Christopher Columbus is among the most well-known of our historical figures. For many school-age children, Columbus’ exploration of the Americas is their first exposure to the concept of history. It can be quite significant, shaping how they will interpret many other historical accounts of conquests and settlements across the globe. For many of us, the mere mention of Columbus brings that familiar chant “In 1492 Columbus sailed the ocean blue. . .” running through our minds.
Unfortunately, too often, our knowledge of Columbus and his explorations stops short soon after Columbus set sail. Rarely do any of our history books delve too deeply into the years of Caribbean history following 1492. We learn all about Columbus in our text books and classrooms–how he bravely sailed across the world in search of new lands and adventure, discovered and claimed the islands of the Caribbean, and brought civilization to the ‘New World’. Very rarely do we learn much about the people that were already living on the islands that Columbus claimed, or what happened to these populations in the century that followed as they were brought into ‘civilization.’ If these people groups are mentioned in books or curriculum, the story is often framed as a pleasant cultural exchange. Yet, somehow this friendly cross-cultural experience resulted in the death of almost the entire population of Taíno people. Historical estimates state that there were anywhere from 1-3 million Taíno when Columbus arrived, by 1542, there were 200 remaining.
So, in 1492 Columbus sailed the ocean blue. . .but then what happened?

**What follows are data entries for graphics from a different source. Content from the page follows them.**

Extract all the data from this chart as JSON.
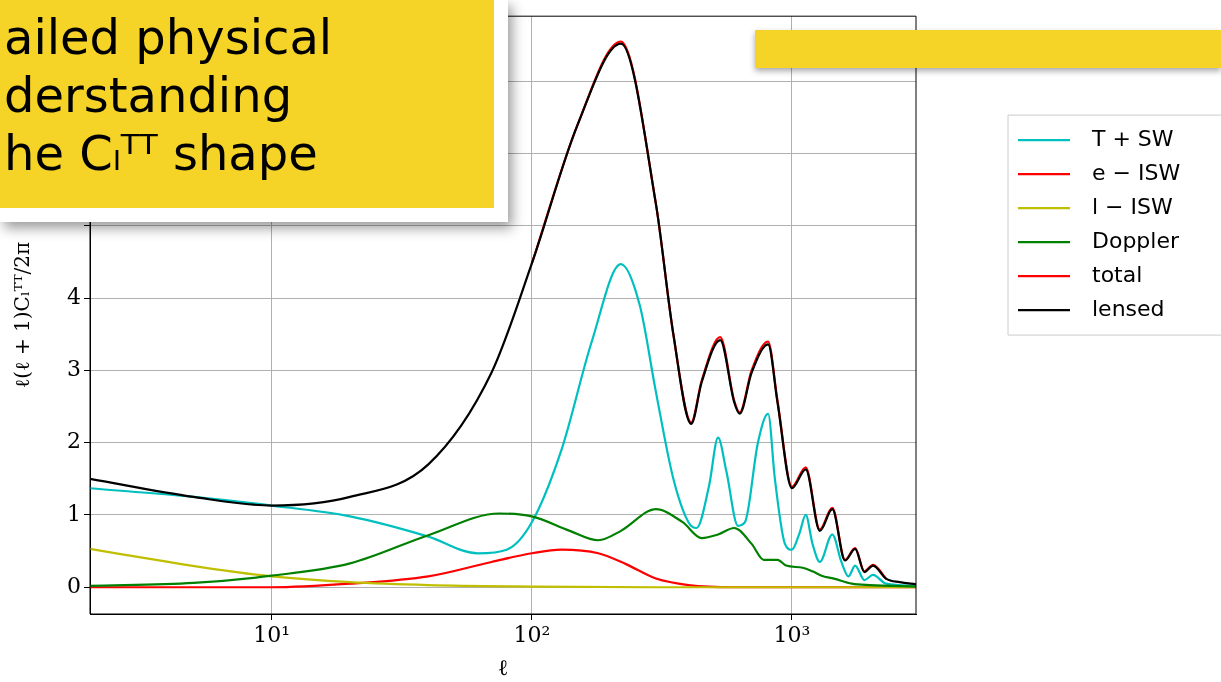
{
  "chart_data": {
    "type": "line",
    "xlabel": "ℓ",
    "ylabel": "ℓ(ℓ + 1)Cₗᵀᵀ/2π",
    "log": "x",
    "grid": true,
    "legend": "right",
    "line_style": "solid",
    "marker": "none",
    "xlim": [
      2,
      3000
    ],
    "ylim": [
      -0.37,
      7.9
    ],
    "xticks": [
      {
        "value": 10,
        "label": "10¹"
      },
      {
        "value": 100,
        "label": "10²"
      },
      {
        "value": 1000,
        "label": "10³"
      }
    ],
    "yticks": [
      0,
      1,
      2,
      3,
      4,
      {
        "value": 5,
        "label": null
      },
      {
        "value": 6,
        "label": null
      },
      {
        "value": 7,
        "label": null
      }
    ],
    "annotations": [
      "ailed physical\nderstanding\nhe Cₗᵀᵀ shape"
    ],
    "series": [
      {
        "name": "T + SW",
        "color": "#00bfbf",
        "x": [
          2,
          5,
          10,
          20,
          40,
          62,
          80,
          100,
          130,
          170,
          220,
          260,
          300,
          350,
          400,
          430,
          480,
          520,
          560,
          620,
          660,
          740,
          810,
          860,
          940,
          1000,
          1070,
          1130,
          1200,
          1280,
          1430,
          1550,
          1650,
          1750,
          1900,
          2050,
          2300,
          3000
        ],
        "values": [
          1.37,
          1.25,
          1.13,
          0.98,
          0.7,
          0.47,
          0.52,
          0.9,
          1.9,
          3.4,
          4.47,
          3.9,
          2.7,
          1.5,
          0.9,
          0.82,
          1.4,
          2.07,
          1.6,
          0.85,
          0.9,
          2.0,
          2.4,
          1.5,
          0.6,
          0.52,
          0.75,
          1.0,
          0.6,
          0.35,
          0.73,
          0.35,
          0.15,
          0.3,
          0.1,
          0.17,
          0.05,
          0.02
        ]
      },
      {
        "name": "e − ISW",
        "color": "#ff0000",
        "x": [
          2,
          10,
          20,
          40,
          70,
          100,
          130,
          180,
          230,
          300,
          400,
          600,
          3000
        ],
        "values": [
          0,
          0,
          0.05,
          0.15,
          0.35,
          0.47,
          0.52,
          0.47,
          0.32,
          0.12,
          0.03,
          0,
          0
        ]
      },
      {
        "name": "l − ISW",
        "color": "#bfbf00",
        "x": [
          2,
          4,
          6,
          10,
          20,
          40,
          100,
          300,
          3000
        ],
        "values": [
          0.53,
          0.35,
          0.25,
          0.15,
          0.07,
          0.03,
          0.01,
          0,
          0
        ]
      },
      {
        "name": "Doppler",
        "color": "#008000",
        "x": [
          2,
          5,
          10,
          20,
          40,
          75,
          100,
          140,
          180,
          220,
          300,
          380,
          450,
          520,
          600,
          700,
          780,
          880,
          950,
          1100,
          1200,
          1300,
          1450,
          1700,
          2000,
          3000
        ],
        "values": [
          0.02,
          0.06,
          0.16,
          0.33,
          0.72,
          1.02,
          0.98,
          0.78,
          0.65,
          0.78,
          1.08,
          0.9,
          0.68,
          0.73,
          0.82,
          0.6,
          0.38,
          0.38,
          0.3,
          0.27,
          0.22,
          0.16,
          0.12,
          0.05,
          0.03,
          0.01
        ]
      },
      {
        "name": "total",
        "color": "#ff0000",
        "x": [
          100,
          150,
          220,
          300,
          350,
          410,
          450,
          530,
          600,
          630,
          700,
          810,
          880,
          1000,
          1130,
          1280,
          1430,
          1600,
          1750,
          1900,
          2050,
          2300
        ],
        "values": [
          4.48,
          6.4,
          7.55,
          5.3,
          3.5,
          2.28,
          2.86,
          3.46,
          2.58,
          2.42,
          3.0,
          3.4,
          2.58,
          1.39,
          1.66,
          0.8,
          1.1,
          0.38,
          0.54,
          0.22,
          0.31,
          0.12
        ]
      },
      {
        "name": "lensed",
        "color": "#000000",
        "x": [
          2,
          5,
          10,
          20,
          40,
          70,
          100,
          150,
          220,
          300,
          350,
          410,
          450,
          530,
          600,
          630,
          700,
          810,
          880,
          1000,
          1130,
          1280,
          1430,
          1600,
          1750,
          1900,
          2050,
          2300,
          2600,
          3000
        ],
        "values": [
          1.5,
          1.25,
          1.13,
          1.25,
          1.7,
          2.97,
          4.48,
          6.4,
          7.52,
          5.3,
          3.5,
          2.26,
          2.84,
          3.42,
          2.56,
          2.4,
          2.97,
          3.36,
          2.56,
          1.37,
          1.63,
          0.78,
          1.08,
          0.37,
          0.53,
          0.21,
          0.3,
          0.12,
          0.07,
          0.04
        ]
      }
    ]
  }
}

Ten years ago marked the Columbus Quincentenary, as many prepared for elaborate celebrations, others began pushing to publicize the efforts of those who had been working to re-evaluate the historical accounts of Columbus offered in our schools. Organizations across the Americas worked to provide alternative versions of the story through curriculum, films and books. Rethinking Columbus:The Next 500 Years is one of the amazing resources that came out of these efforts. It’s a curriculum guide written for k-12 teachers packed with lessons, resources, and reflections on how to go about unpacking the traditional Columbus history and providing a more accurate historical account that tells both sides of the exploration and conquest of the Americas. Incidentally, it was one of the books banned by the Tucson, Arizona school district last year. In the words of the editors, “We try to offer an alternative narrative. Our goal is not to idealize native people, demonize Europeans, or present a depressing litany of victimization. We hope to encourage a deeper understanding of the European invasion’s consequences, to honor the rich legacy of resistance to the injustices it created, to convey some appreciation for the diverse indigenous cultures of the hemisphere, and to reflect on what this all means for us today” (p. 11). It’s a resource that I have used with great success in both my elementary and middle school classrooms. I highly recommend it.

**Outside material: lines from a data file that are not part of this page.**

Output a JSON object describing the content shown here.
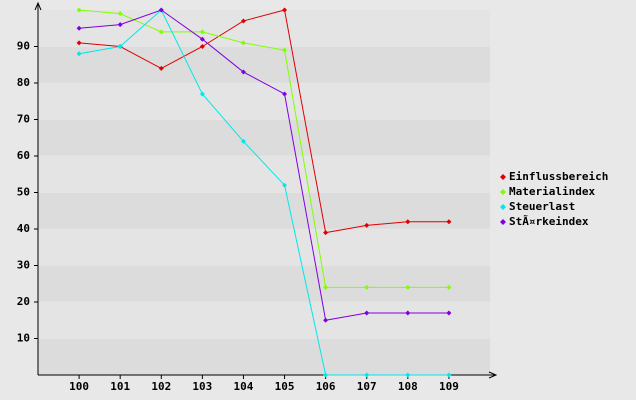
{
  "chart_data": {
    "type": "line",
    "categories": [
      "100",
      "101",
      "102",
      "103",
      "104",
      "105",
      "106",
      "107",
      "108",
      "109"
    ],
    "series": [
      {
        "name": "Einflussbereich",
        "color": "#e00000",
        "values": [
          91,
          90,
          84,
          90,
          97,
          100,
          39,
          41,
          42,
          42
        ]
      },
      {
        "name": "Materialindex",
        "color": "#80ff00",
        "values": [
          100,
          99,
          94,
          94,
          91,
          89,
          24,
          24,
          24,
          24
        ]
      },
      {
        "name": "Steuerlast",
        "color": "#00e8e8",
        "values": [
          88,
          90,
          100,
          77,
          64,
          52,
          0,
          0,
          0,
          0
        ]
      },
      {
        "name": "StÃ¤rkeindex",
        "color": "#8000e0",
        "values": [
          95,
          96,
          100,
          92,
          83,
          77,
          15,
          17,
          17,
          17
        ]
      }
    ],
    "ylim": [
      0,
      100
    ],
    "yticks": [
      10,
      20,
      30,
      40,
      50,
      60,
      70,
      80,
      90
    ],
    "grid": true,
    "legend": "right"
  }
}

As Columbus Day is a little more than a month away, I thought it would be appropriate to do a series of En la Clase posts on how we can Rethink Columbus in our classrooms. In the following weeks, I’ll be writing about various activities and resources that might help us, as educators, to reconsider the traditional or standard history of Columbus, and the ramifications that Columbus’ explorations had on the Americas and its people. Hopefully, these posts will provide a space for all of us to discuss matters relevant to teaching about Columbus and to rethink how we present him and his legacy to our students.